Film Spielberga opowiada o wieloletnim kłamstwie wietnamskim i rozprawie w Sądzie Najwyższym w obronie prawa prasy do ogłoszenia tego opinii publicznej,
Film Pakuli zaś opowiada o włamaniu do siedziby Demokratów i dziennikarskim śledztiwie w tej sprawie. Bez zwycięstwa Waxhington Post przed Sądem Najwyższym nie byłoby śledztwa Woodward-Bernsterin, bo administracja Nixona ukręciłaby mu łeb (co i tak usiłowała uczynić, ale daleko bardziej ostrożnie).
Dowcipne :)
Dziennikarstwo - dziennikarskie śledztwo - prasa. Oba filmy w jednej rzecze brodzą.
OK. Obaj krotochwilnie cedzimy słówka, bo i Pan daleki jest od powagi, prawda?
Nie ma "pewnej" prawdy, jest tylko "święta" prawda, prawda?
Niestety Antoś nic nie mówi, bo strona przeprasza za błąd i tylko zamglone ślepia mnie przeszywają. Samego filmiku tak dawno nie widziałem, że nie sposób sobie przypomnieć, która to kwestia puntom naszych dywagacji być by mogła.
Chodziło mi o to, a propos sceny z tematu głównego, że naprawdę nie ma o co kopii kruszyć.
Daleko śmielej do tego tematu podszeł choćby Walerian Borowczyk w "Bestii"
https://www.filmweb.pl/film/Bestia-1975-37720
Film Del Toro w tym sensie jawi się jako asekuracyjny, żeby nie powiedzieć pruderyjny. W porządku, to baśń, ok. Ale naprawdę nie ma o co robić hałasu.
Hałas rzecz wredna (zwłaszcza nocną porą).

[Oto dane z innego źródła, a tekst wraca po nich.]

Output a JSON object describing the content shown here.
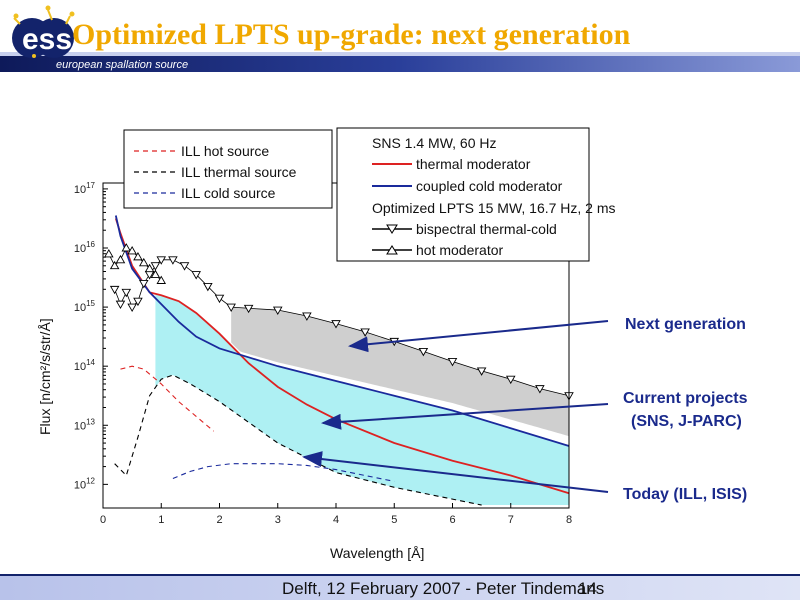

Borowczyk może i więcej pokazuje, ale niechlujną ręką bez powabnej otoczki intrygującej historii. Nie to, że Del Toro stworzył coś godnego szczególnej uwagi... Ot, na planszy zaścielonej produkcjami ostatnich lat upichcił gulasz o zauważalnie egzotycznym posmaku, więc w ramach kulturalnej prowokacji zaryzykowałem wróżenie z fusów i ku memu zaskoczeniu trafiłem idealnie.
Myślę. Dlaczego tak myślę? Ponieważ; Akademia ma w swoje DNA wpisaną abstrakcję decyzyjną (posmak to nie wyrazisty smak, posmak to tylko posmak - poetycko rzecz ujmując to bardziej obietnica smaku niż sama nuta zaskakującego bukietu), a wróżenie z fusów nie jest takie popularne jak się powszechnie wydaje. To że, każdy się zgodzi z powyższym (z dyskusyjnością wyników głosowań, ulotnością posmaku i marginalną rolą wróżbitów dnia dzisiejszego) nie znaczy, że tłumy muszą o tym debatować, tak więc "tak było" i tak jest, ale sam temat "tematu" nie trafia w kręgi zainteresowań przeciętnego filmwebowicza (to, że parę "paranoików" wychwyciło prowokacyjny podtekst to inna sprawa - zapewne nie byłem dość subtelny).